Potion of Shirt-On-Backwards
The imbiber of this cursed potion cannot put their shirt on the right way. Normally this is just embarrassing and can be hidden under a cloak or shawl. Unfortunately the effect extends to armor, and affected's armor class is always treated as a class lower. Also may mess with some high-necked sorcerer robes.
Teleportato
Eat this whole tuber raw and you'll be warped back to where it was grown. The crops are a little weaker and meandering each year. Cooked into a meal it invokes strong yearning for that place instead and grants everyone who partakes advantage on checks to navigate there for a month.
Knobgoblin
A leering, verdigrised codpiece that bestows all the advantages of a ring of protection if worn proudly and obviously. Its facial expression shifts slightly to match the wearer's subconscious when not observed. Once per week it can be used to cast magic missile with a suitably obscene set of somatic gestures.
Pom de Terror
Planted in a garden, this root will flourish with almost no care. In fact, it will grow luxuriously when other plants near it flounder, and produce far too many offshoots. Within a year, it becomes the basis of farming within the hex it was planted in. And then it withdraws its nourishment -- the roots become bitter and underwhelming, providing just enough to keep people and livestock moving but not nourished. Soon they advance to their neighbor's farms, sickles sharpened, hungry grins waiting. The Pom de Terror is upon them.
Glaive of Mutilation
On a critical hit, this outlandish polearm deals an outlandish amount of extra damage (6d, maximum x 3, +3, whatever comes up to the borders of the system without being vorpal).
You Tuber
A wriggling 5-pronged root. Cut yourself, dribble some blood on it while you whisper, and plant it somewhere dank. Come back in a year, and unearth a simulacrum fascinated with your whispers and gaining approval, though not necessarily yours. It's a crappy copy of you with expertise in one of your skills, no loyalty, and an intense desire for fame. Good luck.

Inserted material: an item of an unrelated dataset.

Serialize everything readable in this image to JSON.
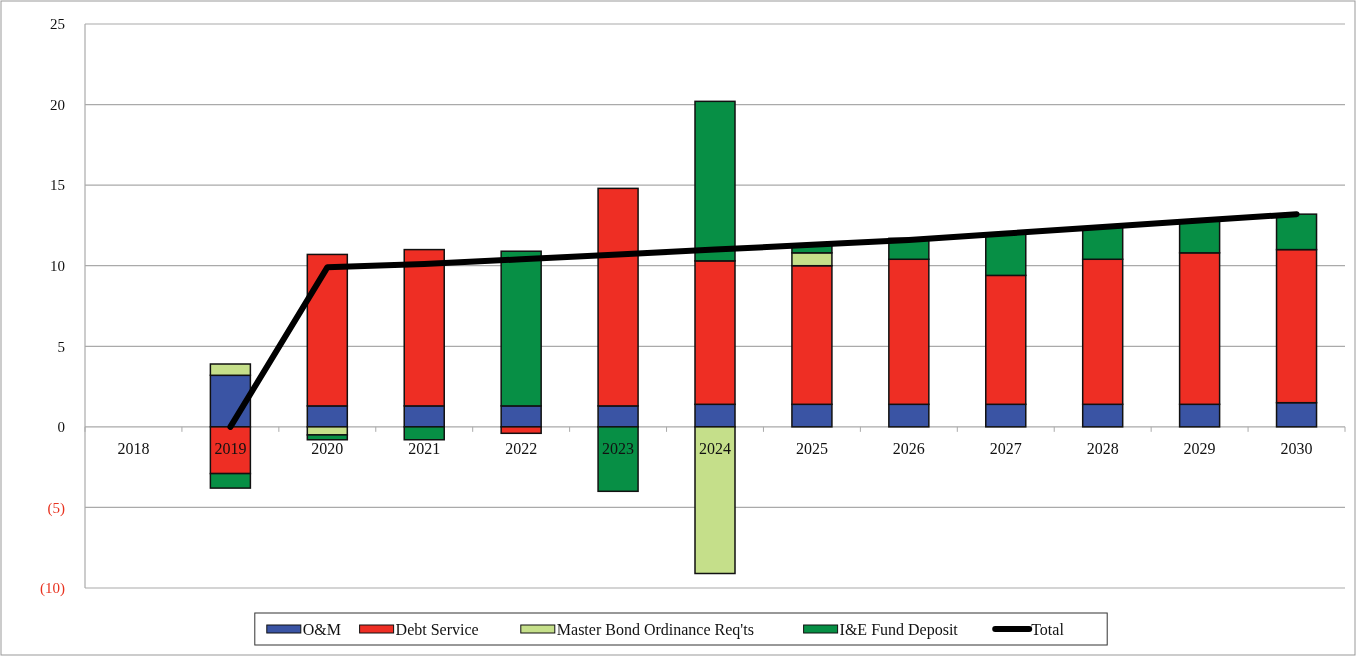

The Book of Making Ready the Way
This spellbook would look at home on any academic's shelf. A leather-bound, tastefully-gilt vellum volume. The internals are fairly common observations on the night sky and weather patterns, with a lot of internal references. Like, a lot. Holding certain pages that reference each other forces one's fingers into the correct patterns, and there lie the book's spells of abjuration and, with practice, hidden names.
If the Book of Making Ready the Way is used as a material component in any ritual that requires tracing a geometry, that ritual is a level more effective due to the precise placement of angles and points the book engenders.
Bolus Bolas
Rank and stinking bolas with a wet mass bound on each end. They deal escalating acid damage to a creature bound up in them for a few rounds until they burn themselves out.
Given a pair of rations, they can recover or even reproduce themselves.
Trickledown
This magical saber is forged of pure reaganite. On a hit, compare the wielder's lifestyle to the target's (luxury > wealthy > modest > poor > squalid): Trickledown deals additional damage for each step the wielder is above the target (a d6, or a +1, or bump the weapon die, depending on the system).
Additionally, the wielder has advantage on any Deception-style checks to convince someone a plan is in their best interest, or to stoke fears of a nebulous "they", so long as the notion is mostly lacking in details.
Trickledown is a mildly intelligent weapon with a weak and mumbly ego wrapped around a blistering Neutral Evil core dedicated to the golden rule: He who has the gold makes the rules. It will nudge its bearer to acquire wealth at any cost, but preferably at someone else's cost.
The saber's goat-skin scabbard, Throat, is also mildly enchanted. Once per month, it can be used to cast commune, but it can just say no. It's said that on lonely nights, some adventurers have put the scabbard to unusual uses with remarkable success, but this is likely merely a rumor.